If we reclaim the original definition of diagnosis as discerning or distinguishing, then even Maisel engages in it. On his website, Maisel outlines a view of human functioning in which he divides personality into three aspects:
our original personality (the endowments and blueprints we are born with), our formed personality (the track our personality takes in the crucible of living), and our available personality (the amount of “free” personality left us with which we monitor ourselves and make changes). (http://ericmaisel.com/upgrading-your-personality/)
When working with clients, Maisel undoubtedly distinguishes among these three aspects of personality. He uses a scheme of his own devising in order to make important distinctions that guide his work. In so doing, he provides a basis from which he and his clients can move forward in not only differentiating, but also addressing, client problems. This is diagnosis, albeit not of the medical model variety.
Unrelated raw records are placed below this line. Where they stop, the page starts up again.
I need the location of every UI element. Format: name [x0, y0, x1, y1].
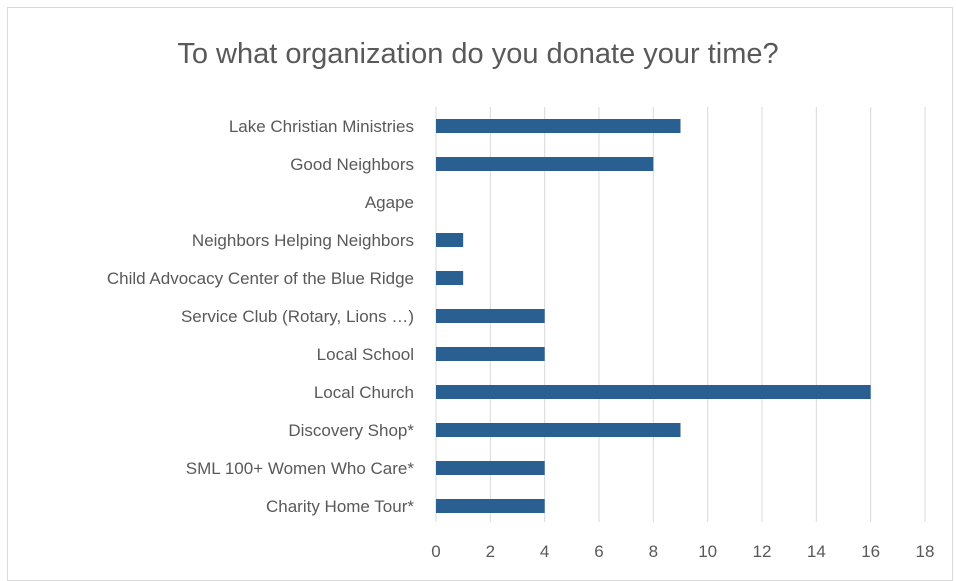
- category-label: Charity Home Tour*: [266, 497, 414, 516]
- category-label: SML 100+ Women Who Care*: [186, 459, 415, 478]
- bar: [436, 119, 681, 133]
- bar: [436, 347, 545, 361]
- category-label: Good Neighbors: [290, 155, 414, 174]
- bar: [436, 461, 545, 475]
- bar: [436, 233, 464, 247]
- x-tick-label: 14: [807, 542, 826, 561]
- category-label: Lake Christian Ministries: [229, 117, 414, 136]
- chart-title: To what organization do you donate your …: [177, 38, 779, 70]
- category-label: Child Advocacy Center of the Blue Ridge: [107, 269, 414, 288]
- x-tick-label: 4: [540, 542, 549, 561]
- chart-frame: [7, 7, 953, 581]
- x-tick-label: 16: [861, 542, 880, 561]
- x-tick-label: 0: [431, 542, 440, 561]
- x-tick-label: 8: [649, 542, 658, 561]
- bar: [436, 309, 545, 323]
- category-label: Neighbors Helping Neighbors: [192, 231, 414, 250]
- bar: [436, 499, 545, 513]
- x-tick-label: 10: [698, 542, 717, 561]
- category-label: Agape: [365, 193, 414, 212]
- x-tick-label: 18: [916, 542, 935, 561]
- bars: [436, 119, 871, 513]
- x-axis-tick-labels: 0 2 4 6 8 10 12 14 16 18: [431, 542, 934, 561]
- category-labels: Lake Christian Ministries Good Neighbors A…: [107, 117, 415, 516]
- bar: [436, 385, 871, 399]
- category-label: Discovery Shop*: [288, 421, 414, 440]
- bar: [436, 271, 464, 285]
- category-label: Service Club (Rotary, Lions …): [181, 307, 414, 326]
- x-tick-label: 12: [753, 542, 772, 561]
- bar: [436, 423, 681, 437]
- x-tick-label: 6: [594, 542, 603, 561]
- category-label: Local School: [317, 345, 414, 364]
- bar: [436, 157, 654, 171]
- category-label: Local Church: [314, 383, 414, 402]
- x-tick-label: 2: [486, 542, 495, 561]
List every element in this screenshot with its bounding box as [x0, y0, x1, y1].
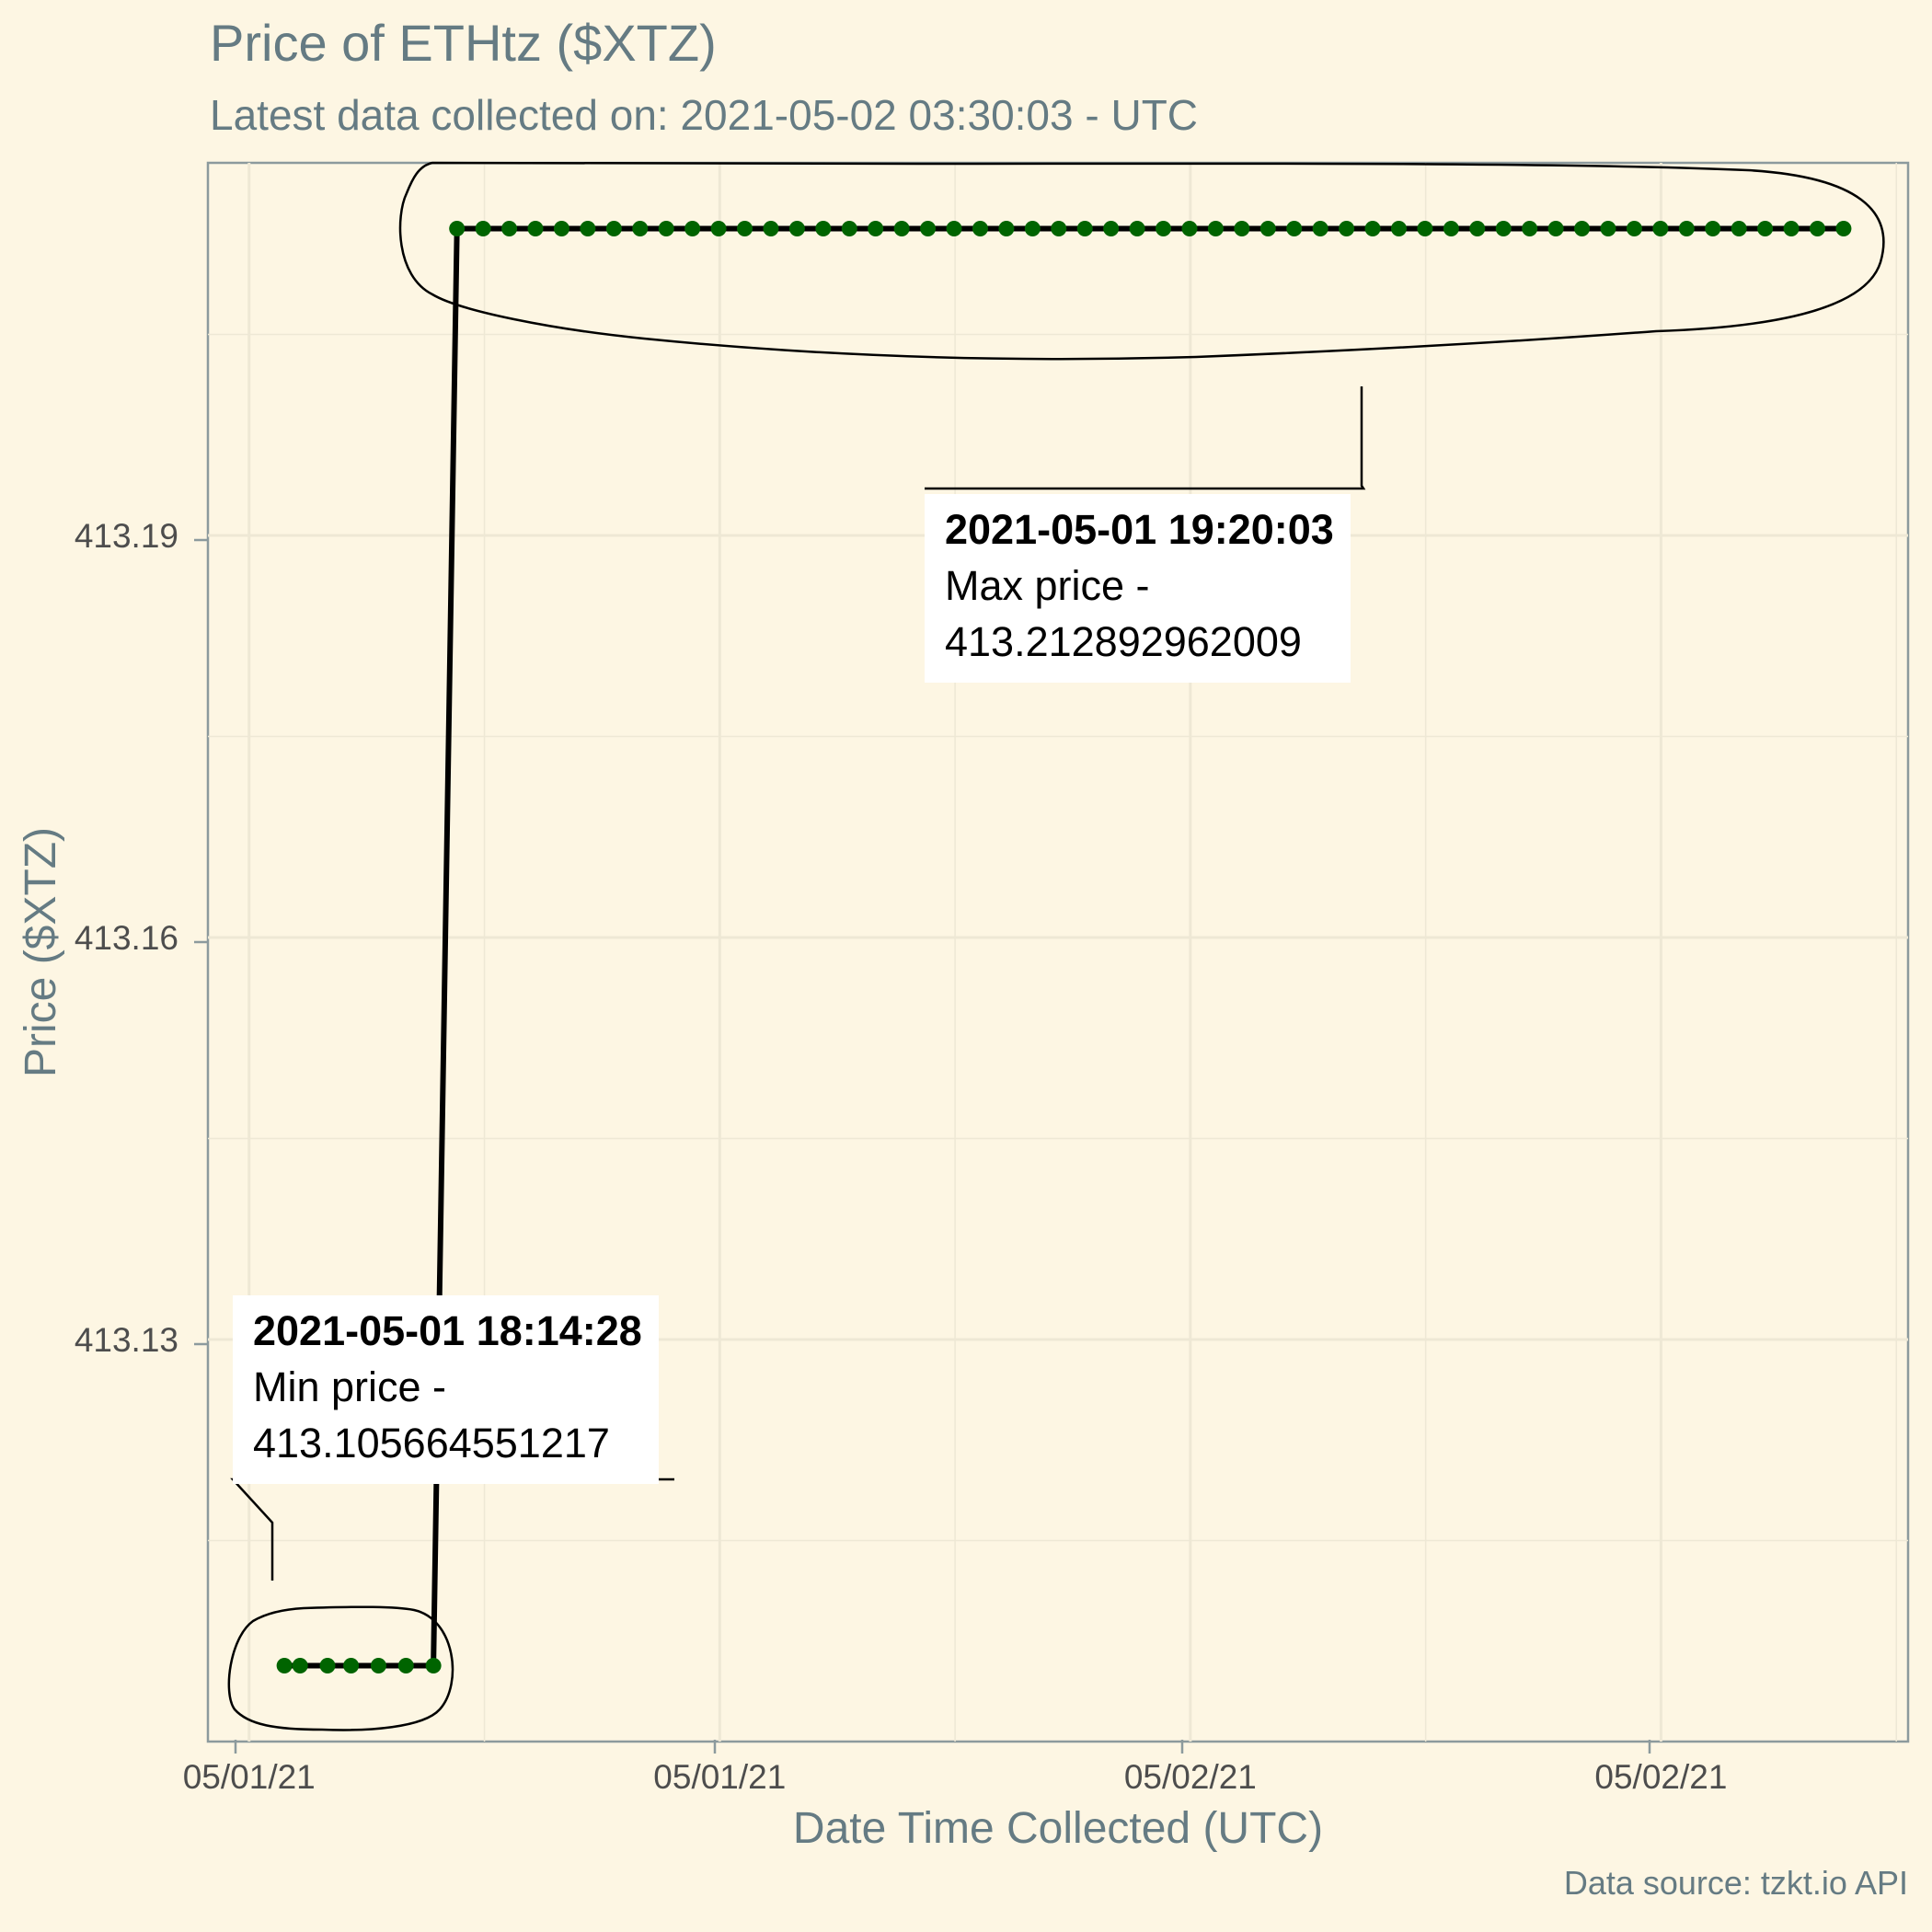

What about alternative diagnostic systems? Maisel asks that such systems be put forward for examination. This is a perfectly reasonable request, but one difficult to meet at the moment given that the very purpose of DxSummit is to bring people together to discuss and develop the new alternatives Maisel wishes to critique. In other words, said systems have yet to be developed, which is why DxSummit is planning a small two-day meeting in Washington, DC this August for interested parties to begin discussions about such alternatives. Maisel has even been invited to the summit as a participant. Perhaps he will share his “three aspects of personality” diagnostic scheme there.
At the summit, people will come together to begin discussing what an alternative diagnostic system for conceptualizing human distress might look like. I believe it is time to reclaim diagnosis as an essential tool by which psychotherapists can discern aspects of human psychological functioning, with the goal of helping people through talk therapy.